Though you pay a hefty price for all of this, often you can get similar things
done with open source with a bit more hacking and deep diving though you would
need to have much more technical skills than your typical oracle DBA.

Then you have what I call the 'propriety DB' tax. Which usually means your
open source tools typically support oracle DB as an afterthought. I often come
across an open source solution to solve some problem only to realize we need
to get data in or out of oracle with support either non existent or patchy at
best. PGSql/MySQL are mostly supported first.

For e.g

\- I recall getting cx_oracle(python DB API) was a serious pain in the ass.

\- Want to use a heroku build pack for your app to deploy to an open source
paas solution?

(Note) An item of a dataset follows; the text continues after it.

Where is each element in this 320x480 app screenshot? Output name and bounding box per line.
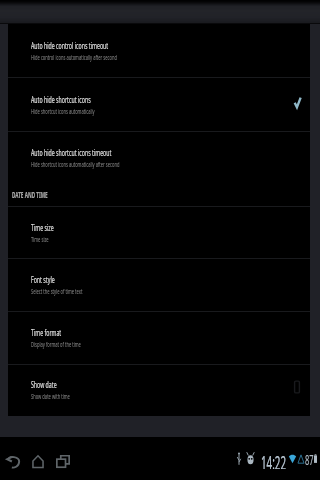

Need to roll your own custom build pack

\- Need continuous integration, auto builds? Need to hack around their stupid
license agreement

\- Need a local dev db? You get a seriously limited version (XE) without
feature parity to what is most likely running in production. You have to write
specific code for local vs production in some cases - like accessing
partitions etc

Really I would be surprised if there were Serious SAAS startups that were
using it.

That $ could be invested elsewhere and open source is good enough.

------
slowhand09
I've worked with Oracle versions 4,5,7,8,9,10,11, and 12. Worked as DBA,
developer, architect, and consultant. Also worked with most other major DB
players. Oracle has the besttech - period. Sure you'll find this or that
player who tries and maybe outdoes Oracle for some period in some niche.
Oracle isn't used by startups because they rarely have the funds or the
expertise to make it feasible. I've spent months building and fixing what
Oracle has out of the box. Referential Integrity for starters. People who
don't understand it, or its value, or have a need for it today will skip it. 3
years later they need it bad but can't afford to fix it, don't know how to fix
it, or have made so many bad decisions they need a redesign. If you can afford
it - use it. Data is typically the most valuable asset for a company.

------
eb0la
It depends on what using Oracle means. As a backed? I seriously doubt it.
Oracle fees are huge for startup-style growth and non-oracle equivalents are
1) cheap and 2) have plenty of talent available.

If you're a start-up going after B2B market, and you want to offer on-prem
service, I suggest you get into the Oracle developer network and try as hard
as you can to make sure your product works with Oracle as a backend.

Just having it as an option for big corporations is worth the effort... But
not as a first time option (unless ORA funds you, which is another story).